I think more and more investors — as well as central banks, particularly the People’s Bank of China — are comprehending that reality and demanding the real deal.

The Truth About Excess Reserves

Tyler enquires about excess reserves:

While the current iteration of the Fed, various recent voodoo economic theories, and assorted blogs, all claim that excess bank reserves are never an inflationary threat, it is precisely two Federal Reserve chairmen’s heretic claims that reserves will light an inflationary conflagration, that forced then president Truman to eliminate not one but two Fed Chairmen, and nearly result in the “independent” Federal Reserve being subsumed by the Treasury to do its monetization and market manipulation/intervention bidding. Which then begs the question: who is telling the truth about the linkage of reserve accumulation to inflation — the Fed of 1951, or every other Fed since, now firmly under the control of the Treasury-banker syndicate?
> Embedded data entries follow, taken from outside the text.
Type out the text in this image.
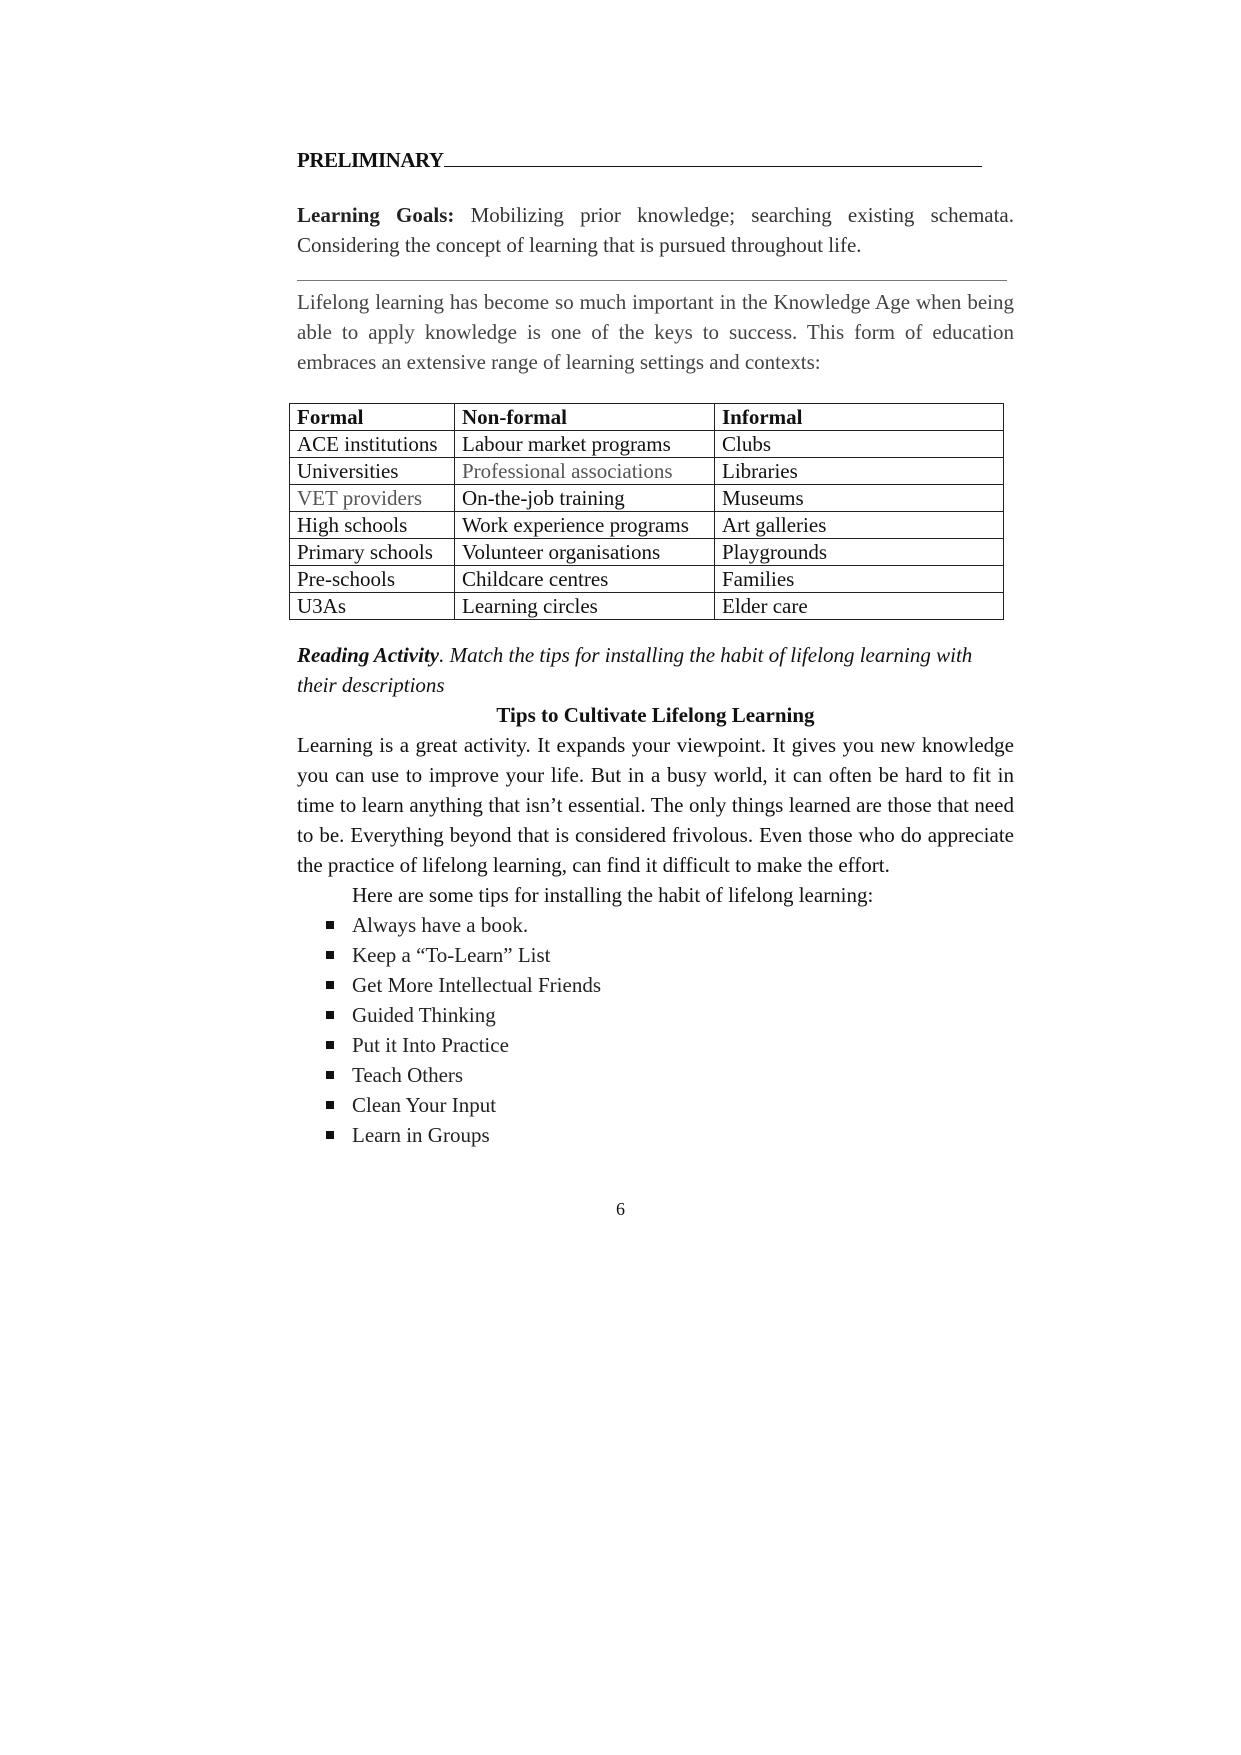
PRELIMINARY
Learning Goals: Mobilizing prior knowledge; searching existing schemata. Considering the concept of learning that is pursued throughout life.
Lifelong learning has become so much important in the Knowledge Age when being able to apply knowledge is one of the keys to success. This form of education embraces an extensive range of learning settings and contexts:
Formal	Non-formal	Informal
ACE institutions	Labour market programs	Clubs
Universities	Professional associations	Libraries
VET providers	On-the-job training	Museums
High schools	Work experience programs	Art galleries
Primary schools	Volunteer organisations	Playgrounds
Pre-schools	Childcare centres	Families
U3As	Learning circles	Elder care
Reading Activity. Match the tips for installing the habit of lifelong learning with their descriptions
Tips to Cultivate Lifelong Learning
Learning is a great activity. It expands your viewpoint. It gives you new knowledge you can use to improve your life. But in a busy world, it can often be hard to fit in time to learn anything that isn’t essential. The only things learned are those that need to be. Everything beyond that is considered frivolous. Even those who do appreciate the practice of lifelong learning, can find it difficult to make the effort.
Here are some tips for installing the habit of lifelong learning:
Always have a book.
Keep a “To-Learn” List
Get More Intellectual Friends
Guided Thinking
Put it Into Practice
Teach Others
Clean Your Input
Learn in Groups
6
This is of course a live question. Excess reserves are at never-before-seen levels:


That’s right — throughout the postwar period, banks have almost always lent out all the way up to the reserve requirement.

So, does the accumulation of excess reserves lead to inflation?

Only so much as the frequentation of brothels leads to chlamydia and syphilis.

Excess reserves are only non-inflationary so long as the banks — the people holding the reserves — play along with the Fed-Treasury game of monetising debt and trying to hide the inflation . The banks don’t have to lend these reserves out, just as having sex with hookers doesn’t have to lead to an infection.

But eventually — so long as you do it enough — the condom will break.

As soon as banks start to lend beyond the economy’s inherent productivity (which lest we forget is around the same level as ten years ago) there is likely to be inflation.

So, will they?

I think that would mean biting the hand that has fed them. The financial complex owes a great deal to the Fed for bailing them out in 2008, and throwing a pig’s ear of slush money their way in 2009 and 2010 in the form of QE. Like any Fat Tony, Bernanke commands the allegiance of his minions. But even the most enduring mafia bosses sometimes get shot. There is no status quo that a black swan cannot shatter.

But there are greater inflationary risks (which also, we must note, may set alight the inflationary potential of the excess reserves). A severe oil shock — caused by (say) Iran closing the Strait of Hormuz, something that America, NATO and the UN seem totally set upon — is one. So too could be a global trade shock caused by a regional war — there are lots of danger zones (North Korea, Pakistan, Iran, Syria, Egypt, Libya, Lebanon, etc, etc, ad infinitum).

And how about the return of some of the trillions of dollars now floating around Asia?


As more Asian nations ditch the dollar for bilateral trade, more dollars will end up getting dumped back into the American market.

So while the amassing of excessive reserves perhaps does not pose quite the same inflationary risk as collapsing reserve currency status, I think it is safe to say that while the 00s securitisation bubble was akin to juggling dynamite, this trend of amassing excess reserves (done, lest we forget, as a stability measure to protect primary dealers against another shadow banking collapse) is closer to going to sleep upon a bed of dynamite. 

Now, maybe the broader deflationary trends from deleveraging in the economy dampen this threat significantly. Maybe high inflation in the next five to ten years is a tail-risk event. And perhaps the Fed has little choice about significantly, massively increasing the size of the monetary base to counteract these deflationary forces. On the other hand given the context of deflationary trends, maybe the world is becoming complacent about inflationary risks. We shall see.